Casting a ballot in an election is an important opportunity for voters to help determine who leads local, state and federal governments. This year is a perfect example for Bartholomew County residents, as they will decide the county council at-large races and help determine Indiana’s next governor and the nation’s next president.

Because voting is important, the goal should be to make the process as easy as possible for registered voters. We’ve seen that evolve in Indiana as a change in state law now allows counties to use voting centers — open to all voters — instead of using the antiquated precinct system, which required voters to go to one specific location.

Unfortunately, those who cast ballots for the Nov. 8 general election may not find this year’s process as easy as before. A new law concerning straight-ticket voting has made the issue more confusing.

Anyone voting a straight-party ticket also will have to vote for individuals in at-large races with multiple candidates. No longer will a straight-ticket vote be applied toward candidates in those types of races.

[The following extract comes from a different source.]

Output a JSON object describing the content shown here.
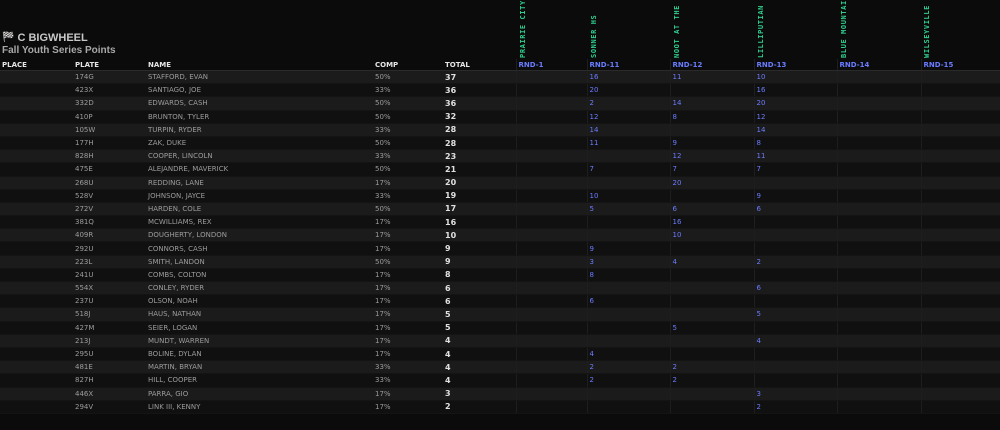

The reason is understandable. Evidence showed that inconsistent categorizing of straight-ticket ballots by voting machine vendors raised questions of whether some tallies reflected the intent of the voters.

State legislators debated how to resolve that problem during this year’s session of the Indiana General Assembly. Scrapping straight-ticket voting entirely was debated, but the solution was an amendment by state Sen. Greg Walker, R-Columbus, which passed both chambers and was signed into law in March by Gov. Mike Pence.

While it’s an attempt to provide a solution,┬áthe new law would be best served sent to a study committee to look for ways to overcome the glitches and make the voting process less complicated.

Voting should be convenient and simple so as to encourage registered voters to cast their ballots and have a say in who will govern. However, the confusion voters could experience this year is more likely to dissuade people from voting, which would be a shame.